È vero che da Rousseau a Fichte, da Hegel a Marx, da Gentile a Dewey, e poi Rawls, Habermas e molti altri, è lunga e ricca di importanti figure la lista dei cantori della politica, del suo primato, della sua centralità. L’idea hegeliana che la lettura del giornale quotidiano sia l’autentica preghiera dell’uomo moderno è scandalo per pochi e verità per molti. Ma non è detto che i sacerdoti della politique d’abord siano le guide migliori per uscire dal pantano in cui ci troviamo e porre le basi a un’esistenza autenticamente umana.
Se allora l’antipolitica odierna è probabilmente destinata a moltiplicare delusione e disincanto è perché – come già negli anni ruggenti dei palchi di “Milano Italia” allestiti da Gad Lerner – i nuovi attori non sono poi davvero nuovi nelle loro categorie, e spesso paiono voler mettere nuove imposizioni al posto delle vecchie. Forse non è così, ma si ha la sensazione che esista comunque una distanza significativa tra la domanda di antipolitica e l’offerta, rappresentata dai nuovi movimenti.

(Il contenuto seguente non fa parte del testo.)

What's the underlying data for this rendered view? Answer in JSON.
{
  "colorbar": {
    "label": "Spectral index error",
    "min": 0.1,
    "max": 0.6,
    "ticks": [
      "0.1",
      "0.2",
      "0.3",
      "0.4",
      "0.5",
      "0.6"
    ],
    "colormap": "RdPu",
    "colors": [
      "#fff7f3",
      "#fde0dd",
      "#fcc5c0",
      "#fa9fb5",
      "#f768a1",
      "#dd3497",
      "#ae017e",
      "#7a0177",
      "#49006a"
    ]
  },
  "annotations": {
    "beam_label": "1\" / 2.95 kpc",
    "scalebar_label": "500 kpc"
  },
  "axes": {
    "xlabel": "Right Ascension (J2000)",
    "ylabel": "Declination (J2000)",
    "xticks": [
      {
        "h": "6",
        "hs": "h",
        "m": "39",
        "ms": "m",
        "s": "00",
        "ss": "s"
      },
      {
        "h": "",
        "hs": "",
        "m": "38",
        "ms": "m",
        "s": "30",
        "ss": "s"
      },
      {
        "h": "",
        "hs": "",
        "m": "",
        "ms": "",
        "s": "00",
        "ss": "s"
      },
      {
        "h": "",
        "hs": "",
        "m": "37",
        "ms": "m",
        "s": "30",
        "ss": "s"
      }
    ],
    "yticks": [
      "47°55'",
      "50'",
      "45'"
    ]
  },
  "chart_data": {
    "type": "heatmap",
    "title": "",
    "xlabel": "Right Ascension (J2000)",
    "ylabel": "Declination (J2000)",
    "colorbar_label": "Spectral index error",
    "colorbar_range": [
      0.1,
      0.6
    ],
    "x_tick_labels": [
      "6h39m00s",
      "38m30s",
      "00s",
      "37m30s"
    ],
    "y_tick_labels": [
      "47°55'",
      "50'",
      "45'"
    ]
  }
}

Nell’America di fine Settecento la Dichiarazione d’indipendenza annullò il potere della Corona inglese senza sostituirlo con altro: e invece oggi tutti parlano di nuove regole da aggiungere, altre ganasce da predisporre, ulteriori vincoli, barriere, normative.
Può darsi che l’antipolitica che abbiamo sotto gli occhi sia più parte del problema che della soluzione. Oppure è ancora una ribellione in cerca di un pensiero. Se è così, speriamo che questo incontro abbia luogo.